This course about the biosphere discusses the effects of globalization and human population growth on society and the environment, the effects of climate change on various communities, what living on Mars would actually be like, and what the future might be like on Earth.
It includes videos, a vocabulary worksheet, a natural disasters activity, a graph interpretation group activity, and a writing assignment.
This resource does a great job of activating prior knowledge, helping students think critically, and inspiring them to think about the future.
Teachers and students will need to set up an account using an email address in order to access the material.
This is part of a series of courses provided by OER in their Big History collection.
The PDF worksheets are available for download to print off for students.
Students will need access to a computer and Internet connection to use the online features.
Middle school students will benefit from the vocabulary worksheet and summaries.
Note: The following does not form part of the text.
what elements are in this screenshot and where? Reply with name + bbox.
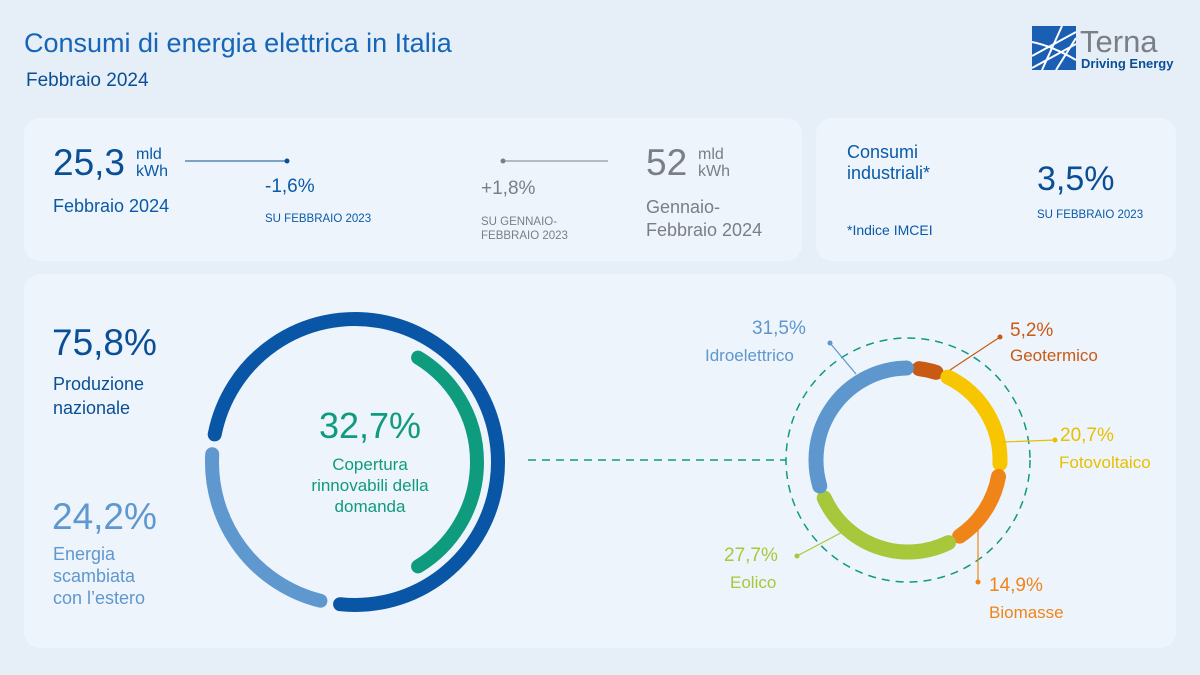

High school students could use the "Thinking Conceptually" sections as a starting point for more in-depth discussions or debates on the topics.
Economics classes could discuss the connections between globalization, economic growth, and the depletion of the Earth's natural resources, particularly since our planet is finite, it contains a limited number of resources, and life on Earth depends on a certain level of biological and ecological diversity.
The severity of natural disaster events is highly connected to human activities. Students can explore this resource to understand the level of human impact on the biosphere at different timelines. This is recommended for teaching.
Science and Engineering
ESS3: Earth and Human Activity
HS-ESS3-1 Construct an explanation based on evidence for how the availability of natural resources, occurrence of natural hazards, and changes in climate have influenced human activity.
LS2: Ecosystems: Interactions, Energy, and Dynamics
MS-LS2-4 Construct an argument supported by empirical evidence that changes to physical or biological components of an ecosystem affect populations.
English Language Arts
W.9-12.3 Routinely produce a variety of clear and coherent writing in which the development, organization, and style are appropriate to task, audience, and purpose.